Indiana voucher plan could take 1/3 of school funding boost

Indiana House Speaker Todd Huston speaks with reporters on Thursday, Feb. 4, 2021, at the Indiana Government Center in Indianapolis. Huston and other Republican leaders are supporting a proposal moving quickly through the Legislature to shield businesses and others from lawsuits by people blaming them for contracting COVID-19.

INDIANAPOLIS — More than one-third of the proposed state funding hike for Indiana schools could go toward the state’s private school voucher program under a Republican-backed plan that could boost the program’s cost by nearly 50% over the next two years.

The estimated $144 million cost for the voucher expansion and a new program allowing parents to directly spend state money on their child’s education expenses is included in legislative budget projections — but is more than double what House Republicans discussed in releasing their state budget plan last week.

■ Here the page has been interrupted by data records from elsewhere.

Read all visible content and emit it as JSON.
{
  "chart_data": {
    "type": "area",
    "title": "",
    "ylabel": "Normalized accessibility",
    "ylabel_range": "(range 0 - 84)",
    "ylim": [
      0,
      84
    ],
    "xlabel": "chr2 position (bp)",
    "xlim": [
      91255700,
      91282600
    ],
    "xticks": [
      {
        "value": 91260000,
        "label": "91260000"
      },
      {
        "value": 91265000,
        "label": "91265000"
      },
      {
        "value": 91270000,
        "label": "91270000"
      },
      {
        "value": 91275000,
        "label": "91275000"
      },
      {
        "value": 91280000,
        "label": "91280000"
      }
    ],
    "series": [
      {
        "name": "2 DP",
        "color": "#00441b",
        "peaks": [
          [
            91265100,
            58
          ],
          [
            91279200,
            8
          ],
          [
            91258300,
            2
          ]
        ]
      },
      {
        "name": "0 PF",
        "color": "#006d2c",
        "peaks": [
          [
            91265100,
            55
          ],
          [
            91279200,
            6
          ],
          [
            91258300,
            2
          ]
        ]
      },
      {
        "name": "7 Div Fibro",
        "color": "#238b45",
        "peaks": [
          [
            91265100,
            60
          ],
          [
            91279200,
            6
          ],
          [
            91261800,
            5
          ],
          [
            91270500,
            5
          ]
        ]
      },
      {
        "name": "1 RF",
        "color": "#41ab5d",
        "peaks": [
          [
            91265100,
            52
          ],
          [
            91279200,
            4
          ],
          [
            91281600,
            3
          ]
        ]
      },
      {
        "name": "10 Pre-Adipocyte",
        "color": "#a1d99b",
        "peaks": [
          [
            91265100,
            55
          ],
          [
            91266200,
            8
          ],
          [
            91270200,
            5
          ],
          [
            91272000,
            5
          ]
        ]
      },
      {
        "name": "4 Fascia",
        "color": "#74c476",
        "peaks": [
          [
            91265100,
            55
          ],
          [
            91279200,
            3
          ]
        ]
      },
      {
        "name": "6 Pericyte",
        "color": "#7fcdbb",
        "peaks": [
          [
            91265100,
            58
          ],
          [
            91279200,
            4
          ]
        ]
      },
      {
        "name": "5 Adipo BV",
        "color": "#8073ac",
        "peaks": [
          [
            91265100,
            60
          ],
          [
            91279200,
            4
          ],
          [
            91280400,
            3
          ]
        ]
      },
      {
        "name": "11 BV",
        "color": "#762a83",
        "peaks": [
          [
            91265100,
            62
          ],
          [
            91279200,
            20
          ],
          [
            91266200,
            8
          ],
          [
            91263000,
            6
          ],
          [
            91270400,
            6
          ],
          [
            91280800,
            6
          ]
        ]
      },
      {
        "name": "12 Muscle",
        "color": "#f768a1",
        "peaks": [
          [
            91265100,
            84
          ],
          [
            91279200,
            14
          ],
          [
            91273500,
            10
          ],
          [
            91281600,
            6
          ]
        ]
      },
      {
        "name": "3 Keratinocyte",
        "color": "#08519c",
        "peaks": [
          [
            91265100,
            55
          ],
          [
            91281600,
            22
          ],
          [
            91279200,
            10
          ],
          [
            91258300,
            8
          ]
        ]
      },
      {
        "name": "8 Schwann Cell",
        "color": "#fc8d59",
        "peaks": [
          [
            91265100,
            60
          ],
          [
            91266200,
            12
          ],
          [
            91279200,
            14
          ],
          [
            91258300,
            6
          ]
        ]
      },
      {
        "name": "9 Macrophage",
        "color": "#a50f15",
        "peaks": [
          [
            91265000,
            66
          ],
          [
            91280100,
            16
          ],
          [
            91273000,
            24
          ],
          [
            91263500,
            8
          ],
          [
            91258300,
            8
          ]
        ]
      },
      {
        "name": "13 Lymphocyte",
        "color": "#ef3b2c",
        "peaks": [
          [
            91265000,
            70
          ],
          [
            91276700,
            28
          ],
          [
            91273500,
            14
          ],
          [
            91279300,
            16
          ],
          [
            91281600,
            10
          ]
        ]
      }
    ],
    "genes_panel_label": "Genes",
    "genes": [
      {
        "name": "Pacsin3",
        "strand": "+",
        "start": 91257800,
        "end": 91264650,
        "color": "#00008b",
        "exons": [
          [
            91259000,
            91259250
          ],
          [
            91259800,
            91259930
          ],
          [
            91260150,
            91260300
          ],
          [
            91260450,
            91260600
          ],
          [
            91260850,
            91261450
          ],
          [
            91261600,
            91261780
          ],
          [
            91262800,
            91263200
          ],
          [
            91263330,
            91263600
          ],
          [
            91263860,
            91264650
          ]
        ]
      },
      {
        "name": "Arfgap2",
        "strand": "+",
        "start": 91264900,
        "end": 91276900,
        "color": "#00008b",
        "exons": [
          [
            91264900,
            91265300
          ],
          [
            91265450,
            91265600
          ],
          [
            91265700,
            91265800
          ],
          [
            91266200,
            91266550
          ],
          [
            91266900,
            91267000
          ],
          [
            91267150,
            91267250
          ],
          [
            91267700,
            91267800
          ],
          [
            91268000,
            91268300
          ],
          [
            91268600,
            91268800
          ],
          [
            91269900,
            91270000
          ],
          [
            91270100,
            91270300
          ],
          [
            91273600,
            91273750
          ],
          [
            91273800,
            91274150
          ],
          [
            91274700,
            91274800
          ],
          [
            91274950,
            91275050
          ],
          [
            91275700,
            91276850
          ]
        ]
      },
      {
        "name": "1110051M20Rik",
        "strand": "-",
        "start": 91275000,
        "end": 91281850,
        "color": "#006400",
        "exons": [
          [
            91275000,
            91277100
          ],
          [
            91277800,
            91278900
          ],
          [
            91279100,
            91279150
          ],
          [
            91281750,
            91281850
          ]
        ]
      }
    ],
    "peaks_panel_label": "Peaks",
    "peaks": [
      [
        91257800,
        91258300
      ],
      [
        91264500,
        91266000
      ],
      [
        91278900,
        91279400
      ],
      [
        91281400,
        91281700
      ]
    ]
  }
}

Republicans tout their proposal as giving parents more choices over how to educate their children, while Democrats and other opponents argue that it further drains funding from traditional school districts while they are struggling to find ways to boost the state’s lagging teacher pay.

Overall, House Republicans propose increasing the base funding for K-12 schools by 1.25% during the first year and 2.5% in the second year of the new budget that would start in July. That would mean about $378 million more for total school funding over the two years — with about $200 million going to traditional public schools that have about 1 million students.

"Lawmakers are prioritizing expanding school choice that benefits a small percentage of students in Indiana, and it's at the detriment of adequate funding for public education,” said Terry Spradlin, the Indiana School Boards Association's executive director.

Three former state education superintendents have additionally spoken out against expansion plans which they say divert “adequate and equitable funding" away from public schools and open the door to “unacceptable practices.”

The private school voucher changes approved by the House this week would raise income eligibility for a family of four from the current roughly $96,000 a year to about $145,000 in 2022. It also would allow all those students to receive the full voucher amount, rather than the current tiered system that limits full vouchers to such families with incomes of about $48,000.

Those changes are projected to boost voucher program participation by some 12,000 students, or 34%, over the next two years after the enrollment has remained steady around 35,000 the past four years, according to state education department reports. The program’s cost would go from about $174 million this school year to $256 million in two years.

The Republican mantra has been that “money follows the child” and that the state should “fund students, not school systems.”

“The one thing that we’ve heard loud and clear from our constituents and many others is that families need choices, the pandemic has highlighted that, to find the right place for their kids to have the best academic experience and that’s what this budget focuses on,” Republican House Speaker Todd Huston said.

The voucher expansion isn't likely to induce a “mass exodus” of students from public schools, said Betsy Wiley, president of Institute for Quality Education, an advocacy group that backs Indiana’s charter school and private school voucher programs. But after five to 10 years of voucher expansion, Wiley's confident that “increasing numbers of Hoosier families, currently trapped in an educational model that isn’t ideal for their children,” will use the opportunity to move schools.

Republican Gov. Eric Holcomb hasn’t fully embraced the voucher program expansion. In his State of the State speech last month, he said more school options “shouldn’t come at the expense of the public school system, which educates 90% of Hoosier children.”

Holcomb said Wednesday he supported school choice options and suggested a voucher expansion could happen as part of an overall school funding increase.

“We can do a couple things at the same time and meet parents where their demand is,” Holcomb said.